You've fired up the keyboard and are ready to begin blogging on your firm's website. You've read all about the benefits of a blog, and weighed the vital considerations of audience, tone, topic, formatting, and frequency. You're ready!
Except wait. Wouldn't it be nice to learn from others' mistakes first? After more than 1,800 posts, these tired fingers have learned much from their own mistakes, as well those of others. Let me be your guide to five things you'll want to avoid when becoming the Internet voice of your law firm:
Perhaps you're writing a post for other attorneys. Maybe it is a primer on how not to be a terrible, annoying opposing counsel. It is very easy to accidently air some dirty laundry on the Internet. Before writing online criticisms of a person in your local community, we'd recommend letting post sit for a day or two, just in case passion is overcoming reason.
After all, you wouldn't want your venting about a local judge's idiotic rulings in a current case to influence future cases.
When discussing cases online, such as when trumpeting a success, or discussing a novel legal issue, make sure not to include too much detail about the client.
For example, if you are defending a pizza delivery driver's DUI case, and want to discuss the impact of the charges on his ability to drive company vehicles, perhaps consider changing his position to a car salesman or a taxi cab driver. Even better, go beyond the case and write a topical post on how a DUI affects different types of licenses.
Though it may be legal to discuss client cases in public forums, it probably won't go over too well with those clients.
We hate legalese. Judges hate legalese. Clients? You can be completely sure that they hate legalese. Approach your blog topic as if you were explaining the topic to a 10th grader. Even if your audience is capable of understanding something more complicated, they might not want to dig through verbose, Latin-filled expositions.
No Promises, Only Disclaimers
This is a big one. Earlier this year, the Virginia Supreme Court got the attention of law bloggers everywhere, holding that attorney Horace Hunter's practice of blogging about past closed-case clients was protected by the First Amendment, but that his blog should have had a "results not guaranteed" disclaimer.

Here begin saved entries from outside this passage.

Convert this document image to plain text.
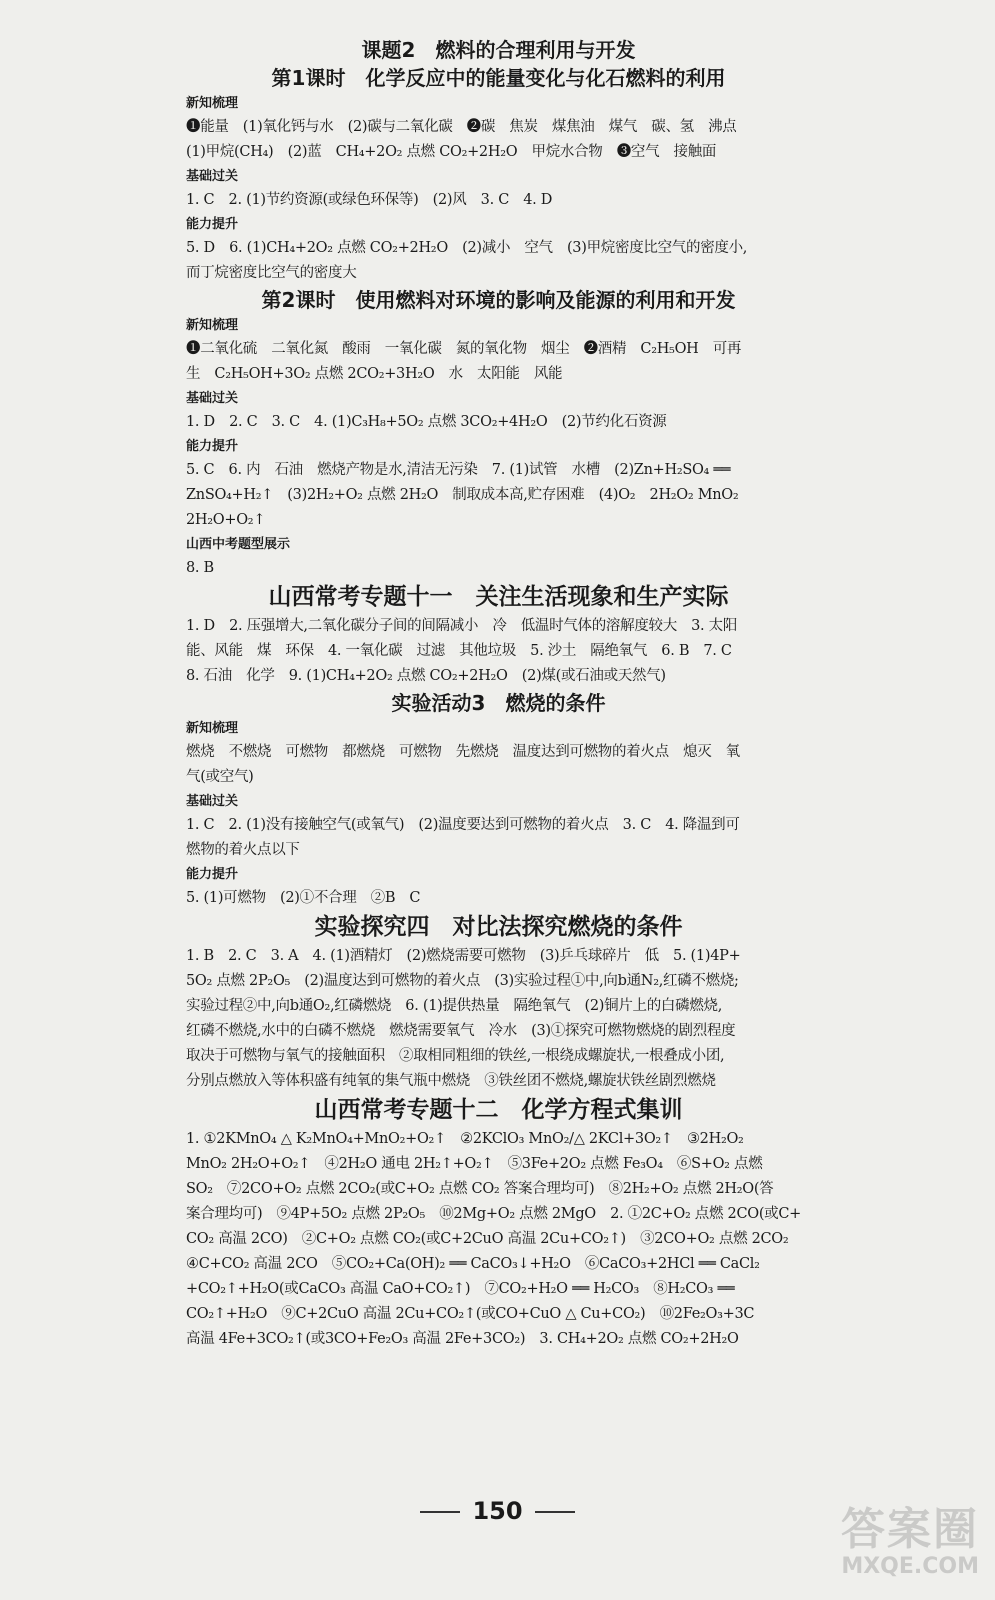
课题2　燃料的合理利用与开发

第1课时　化学反应中的能量变化与化石燃料的利用

新知梳理

❶能量　(1)氧化钙与水　(2)碳与二氧化碳　❷碳　焦炭　煤焦油　煤气　碳、氢　沸点

(1)甲烷(CH₄)　(2)蓝　CH₄+2O₂ 点燃 CO₂+2H₂O　甲烷水合物　❸空气　接触面

基础过关

1. C　2. (1)节约资源(或绿色环保等)　(2)风　3. C　4. D

能力提升

5. D　6. (1)CH₄+2O₂ 点燃 CO₂+2H₂O　(2)减小　空气　(3)甲烷密度比空气的密度小,

而丁烷密度比空气的密度大

第2课时　使用燃料对环境的影响及能源的利用和开发

新知梳理

❶二氧化硫　二氧化氮　酸雨　一氧化碳　氮的氧化物　烟尘　❷酒精　C₂H₅OH　可再

生　C₂H₅OH+3O₂ 点燃 2CO₂+3H₂O　水　太阳能　风能

基础过关

1. D　2. C　3. C　4. (1)C₃H₈+5O₂ 点燃 3CO₂+4H₂O　(2)节约化石资源

能力提升

5. C　6. 内　石油　燃烧产物是水,清洁无污染　7. (1)试管　水槽　(2)Zn+H₂SO₄ ══

ZnSO₄+H₂↑　(3)2H₂+O₂ 点燃 2H₂O　制取成本高,贮存困难　(4)O₂　2H₂O₂ MnO₂

2H₂O+O₂↑

山西中考题型展示

8. B

山西常考专题十一　关注生活现象和生产实际

1. D　2. 压强增大,二氧化碳分子间的间隔减小　冷　低温时气体的溶解度较大　3. 太阳

能、风能　煤　环保　4. 一氧化碳　过滤　其他垃圾　5. 沙土　隔绝氧气　6. B　7. C

8. 石油　化学　9. (1)CH₄+2O₂ 点燃 CO₂+2H₂O　(2)煤(或石油或天然气)

实验活动3　燃烧的条件

新知梳理

燃烧　不燃烧　可燃物　都燃烧　可燃物　先燃烧　温度达到可燃物的着火点　熄灭　氧

气(或空气)

基础过关

1. C　2. (1)没有接触空气(或氧气)　(2)温度要达到可燃物的着火点　3. C　4. 降温到可

燃物的着火点以下

能力提升

5. (1)可燃物　(2)①不合理　②B　C

实验探究四　对比法探究燃烧的条件

1. B　2. C　3. A　4. (1)酒精灯　(2)燃烧需要可燃物　(3)乒乓球碎片　低　5. (1)4P+

5O₂ 点燃 2P₂O₅　(2)温度达到可燃物的着火点　(3)实验过程①中,向b通N₂,红磷不燃烧;

实验过程②中,向b通O₂,红磷燃烧　6. (1)提供热量　隔绝氧气　(2)铜片上的白磷燃烧,

红磷不燃烧,水中的白磷不燃烧　燃烧需要氧气　冷水　(3)①探究可燃物燃烧的剧烈程度

取决于可燃物与氧气的接触面积　②取相同粗细的铁丝,一根绕成螺旋状,一根叠成小团,

分别点燃放入等体积盛有纯氧的集气瓶中燃烧　③铁丝团不燃烧,螺旋状铁丝剧烈燃烧

山西常考专题十二　化学方程式集训

1. ①2KMnO₄ △ K₂MnO₄+MnO₂+O₂↑　②2KClO₃ MnO₂/△ 2KCl+3O₂↑　③2H₂O₂

MnO₂ 2H₂O+O₂↑　④2H₂O 通电 2H₂↑+O₂↑　⑤3Fe+2O₂ 点燃 Fe₃O₄　⑥S+O₂ 点燃

SO₂　⑦2CO+O₂ 点燃 2CO₂(或C+O₂ 点燃 CO₂ 答案合理均可)　⑧2H₂+O₂ 点燃 2H₂O(答

案合理均可)　⑨4P+5O₂ 点燃 2P₂O₅　⑩2Mg+O₂ 点燃 2MgO　2. ①2C+O₂ 点燃 2CO(或C+

CO₂ 高温 2CO)　②C+O₂ 点燃 CO₂(或C+2CuO 高温 2Cu+CO₂↑)　③2CO+O₂ 点燃 2CO₂

④C+CO₂ 高温 2CO　⑤CO₂+Ca(OH)₂ ══ CaCO₃↓+H₂O　⑥CaCO₃+2HCl ══ CaCl₂

+CO₂↑+H₂O(或CaCO₃ 高温 CaO+CO₂↑)　⑦CO₂+H₂O ══ H₂CO₃　⑧H₂CO₃ ══

CO₂↑+H₂O　⑨C+2CuO 高温 2Cu+CO₂↑(或CO+CuO △ Cu+CO₂)　⑩2Fe₂O₃+3C

高温 4Fe+3CO₂↑(或3CO+Fe₂O₃ 高温 2Fe+3CO₂)　3. CH₄+2O₂ 点燃 CO₂+2H₂O

150	答案圈
MXQE.COM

Though your state's ethical rules may vary, it shouldn't be very difficult to add a small disclaimer to the bottom of your page.
Double Check Everything
Who are the biggest jerks on the Internet? We'd guess lawyers that are frustrated by a lack of clients. You'll write thousands of words about the law -- and your rivals will be analyzing every bit of it, searching, hoping, and praying for a mistake that they can call you out on.
Even worse than legal trolls, however, are disenchanted clients. In the rare instance that your mistake misinforms a client, they'll lose trust in your knowledge and abilities.